Fred Goldman, Ronald Goldman's father, says the book portrays the former football star as "a wife-beater, as a murderer, written in his own words."
On Monday, a federal bankruptcy judge in Miami awarded the rights to the book to the Goldmans, allowing only a very small claim from the family of Simpson's ex-wife, Nicole Brown Simpson.
U.S. Bankruptcy Judge A. Jay Cristol said proceeds from the book would help satisfy a $38-million US wrongful death judgment in favour of the Goldmans.
"After 13 years of trying to get some justice, today is probably the first time we had any sense of seeing light at the end of the tunnel," said a tearful Goldman, who attended the hearing with his daughter, Kim. "It's gratifying to see."
The former football star's ex-wife and her friend Goldman were slain in a 1994 knife attack.
Simpson was acquitted of murder in 1995, but was successfully sued by families of the two victims.
Brown's father, Louis Brown, had requested the court give equal rights to all the creditors. The Browns won a $24-million civil suit against Simpson, but have been awarded only 10 per cent share of gross proceeds from the book.
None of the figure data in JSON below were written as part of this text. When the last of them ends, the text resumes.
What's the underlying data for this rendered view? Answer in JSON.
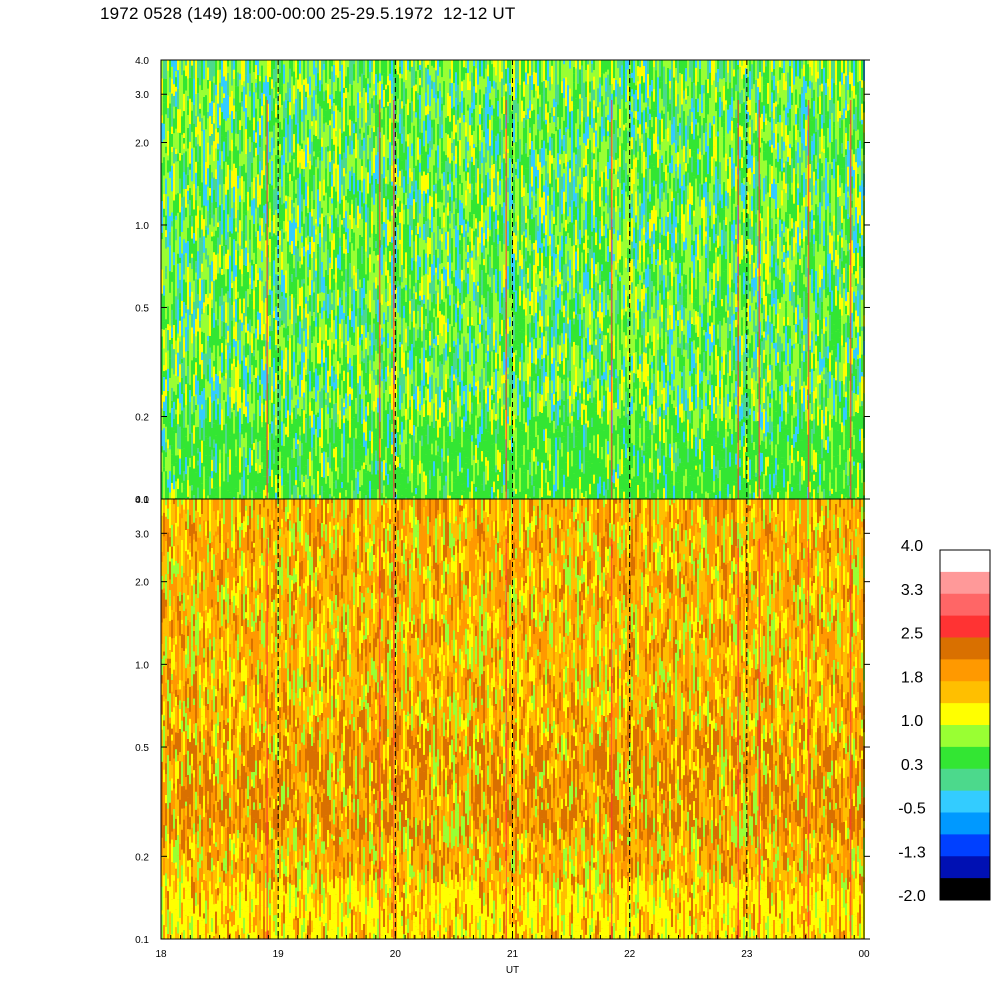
{
  "title": "1972 0528 (149) 18:00-00:00 25-29.5.1972  12-12 UT",
  "chart_data": [
    {
      "type": "heatmap",
      "panel": "top",
      "x_range_hours": [
        18,
        24
      ],
      "y_ticks": [
        "0.1",
        "0.2",
        "0.5",
        "1.0",
        "2.0",
        "3.0",
        "4.0"
      ],
      "ylim": [
        0.1,
        4.0
      ],
      "y_scale": "log",
      "dominant_level": "0.3 to 1.0",
      "vertical_dashed_lines_at": [
        19,
        20,
        21,
        22,
        23
      ]
    },
    {
      "type": "heatmap",
      "panel": "bottom",
      "x_range_hours": [
        18,
        24
      ],
      "x_ticks": [
        "18",
        "19",
        "20",
        "21",
        "22",
        "23",
        "00"
      ],
      "xlabel": "UT",
      "y_ticks": [
        "0.1",
        "0.2",
        "0.5",
        "1.0",
        "2.0",
        "3.0",
        "4.0"
      ],
      "ylim": [
        0.1,
        4.0
      ],
      "y_scale": "log",
      "dominant_level": "1.0 to 2.5",
      "vertical_dashed_lines_at": [
        19,
        20,
        21,
        22,
        23
      ]
    }
  ],
  "colorbar": {
    "labels": [
      "4.0",
      "3.3",
      "2.5",
      "1.8",
      "1.0",
      "0.3",
      "-0.5",
      "-1.3",
      "-2.0"
    ],
    "colors": [
      "#ffffff",
      "#ff9999",
      "#ff6666",
      "#ff3333",
      "#d97000",
      "#ff9900",
      "#ffbf00",
      "#ffff00",
      "#99ff33",
      "#33e633",
      "#4cd98c",
      "#33ccff",
      "#0099ff",
      "#0040ff",
      "#0010b3",
      "#000000"
    ]
  }
}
"It allows the Goldmans to recover at the expense of the Browns," said the Brown familylawyer Stephen Rakusin.
The Browns were latecomers to a series of legal actionsby the Goldmans, who were trying to ensure Simpson didn't benefit from sales of a book about the double murders.
The book, which Simpson claims was written by a ghostwriter, was cancelled before it was published because of a public outcry.
There are reports Simpson was paid about $630,000 US, though a corporation with his children as major shareholders was set up to receive the payment.
That corporation, Lorraine Brooke Associates, filed for bankruptcy and the Goldmans pursued the money through bankruptcy courts.
Goldman lawyer David Cook said the family is already in discussion with literary agents and publishing houses.
Goldman said he will not alter the manuscript, in which Simpson describes his relationship with his ex-wife and describes how the slayings might have been committed.
But he may add a prologue or other material to the book.
The judge said he regretted the animosity between the Browns and the Goldmans.
"They're both the victims of a horrible tragedy," Cristol said. "It's sad they would be reduced to quibbling with each other instead of working together."